Эспаньолка поздоровался с Олей и протянул руку мне.
– Сергей Анатольевич, – представился он и снял очки.
– Евграф, – сказал я и зачем-то добавил: – Евграф Мальчик.
– Как же, как же, – сказал он. – Знакомый номер.
Я пожал ему руку, заглянул в глаза и разом смешался.
Ничего как будто не произошло, но я вдруг сбился с толку подчистую. Так уже случалось прежде. Скажем, когда я в детстве пробовал решить логическую тарабарщину про птичников. Попробуйте сами. В некотором царстве, в некотором государстве живут семь любителей птиц. И фамилии у них тоже птичьи. Причем каждый из них – «тезка» птицы, которой владеет один из его приятелей. У троих птичников живут птицы, которые темнее, чем пернатые «тезки» их хозяев. «Тезка» птицы, которая живет у Воронова, женат. Голубев и Канарейкин – единственные холостяки из всей честной компании. Хозяин грача женат на сестре жены Чайкина. Невеста хозяина ворона очень не любит птицу, с которой возится ее жених. «Тезка» птицы, которая живет у Грачева, – хозяин канарейки.
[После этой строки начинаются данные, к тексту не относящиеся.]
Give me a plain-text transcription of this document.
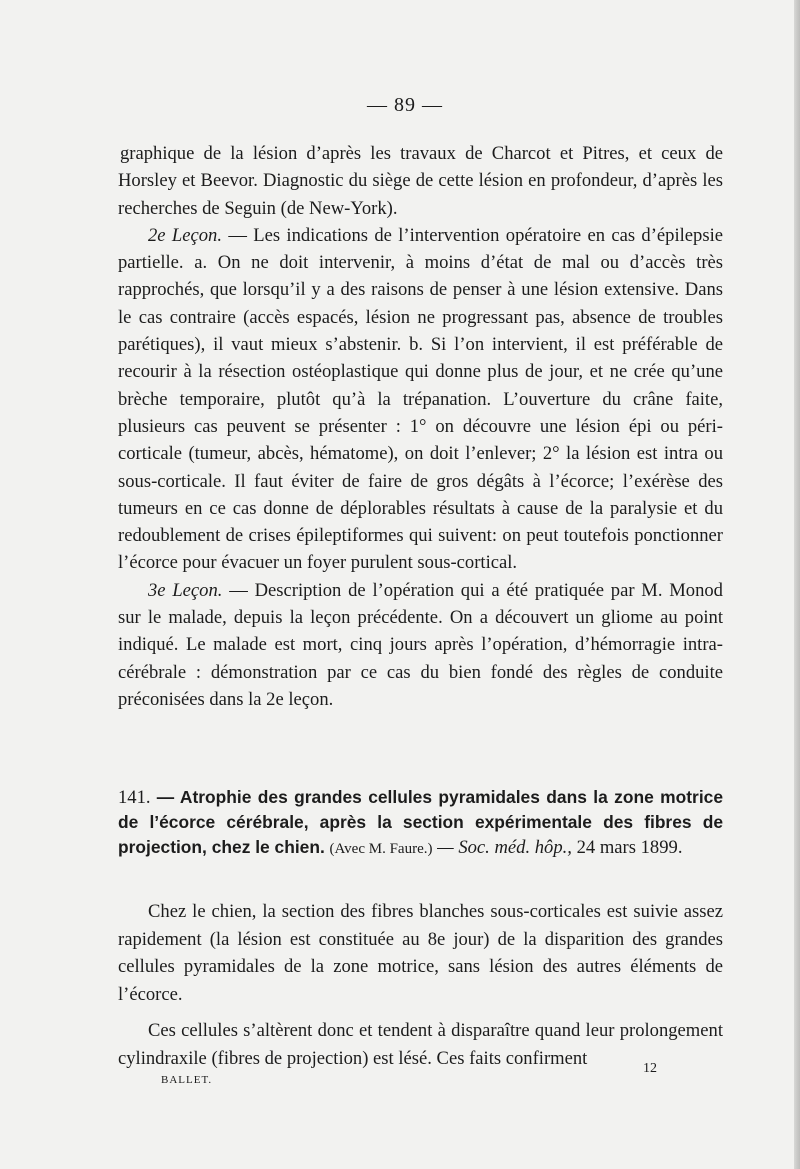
— 89 —

graphique de la lésion d’après les travaux de Charcot et Pitres, et ceux de Horsley et Beevor. Diagnostic du siège de cette lésion en profondeur, d’après les recherches de Seguin (de New-York).

2e Leçon. — Les indications de l’intervention opératoire en cas d’épilepsie partielle. a. On ne doit intervenir, à moins d’état de mal ou d’accès très rapprochés, que lorsqu’il y a des raisons de penser à une lésion extensive. Dans le cas contraire (accès espacés, lésion ne progressant pas, absence de troubles parétiques), il vaut mieux s’abstenir. b. Si l’on intervient, il est préférable de recourir à la résection ostéoplastique qui donne plus de jour, et ne crée qu’une brèche temporaire, plutôt qu’à la trépanation. L’ouverture du crâne faite, plusieurs cas peuvent se présenter : 1° on découvre une lésion épi ou péri-corticale (tumeur, abcès, hématome), on doit l’enlever; 2° la lésion est intra ou sous-corticale. Il faut éviter de faire de gros dégâts à l’écorce; l’exérèse des tumeurs en ce cas donne de déplorables résultats à cause de la paralysie et du redoublement de crises épileptiformes qui suivent: on peut toutefois ponctionner l’écorce pour évacuer un foyer purulent sous-cortical.

3e Leçon. — Description de l’opération qui a été pratiquée par M. Monod sur le malade, depuis la leçon précédente. On a découvert un gliome au point indiqué. Le malade est mort, cinq jours après l’opération, d’hémorragie intra-cérébrale : démonstration par ce cas du bien fondé des règles de conduite préconisées dans la 2e leçon.

141. — Atrophie des grandes cellules pyramidales dans la zone motrice de l’écorce cérébrale, après la section expérimentale des fibres de projection, chez le chien. (Avec M. Faure.) — Soc. méd. hôp., 24 mars 1899.

Chez le chien, la section des fibres blanches sous-corticales est suivie assez rapidement (la lésion est constituée au 8e jour) de la disparition des grandes cellules pyramidales de la zone motrice, sans lésion des autres éléments de l’écorce.

Ces cellules s’altèrent donc et tendent à disparaître quand leur prolongement cylindraxile (fibres de projection) est lésé. Ces faits confirment

BALLET.
12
Птица, которая приходится «тезкой» владельцу попугая, принадлежит «тезке» той птицы, которой владеет Воронов. При этом у голубя и попугая оперение светлое. Вопрос: кому принадлежит скворец?
Словом, так случалось, когда я на ходу врезался в полный бред. Когда и вправду немудрено смешаться. Я его узнал. Сразу и без колебаний. Хотя понятия не имел: как такое может быть? Собьешься с толку поневоле.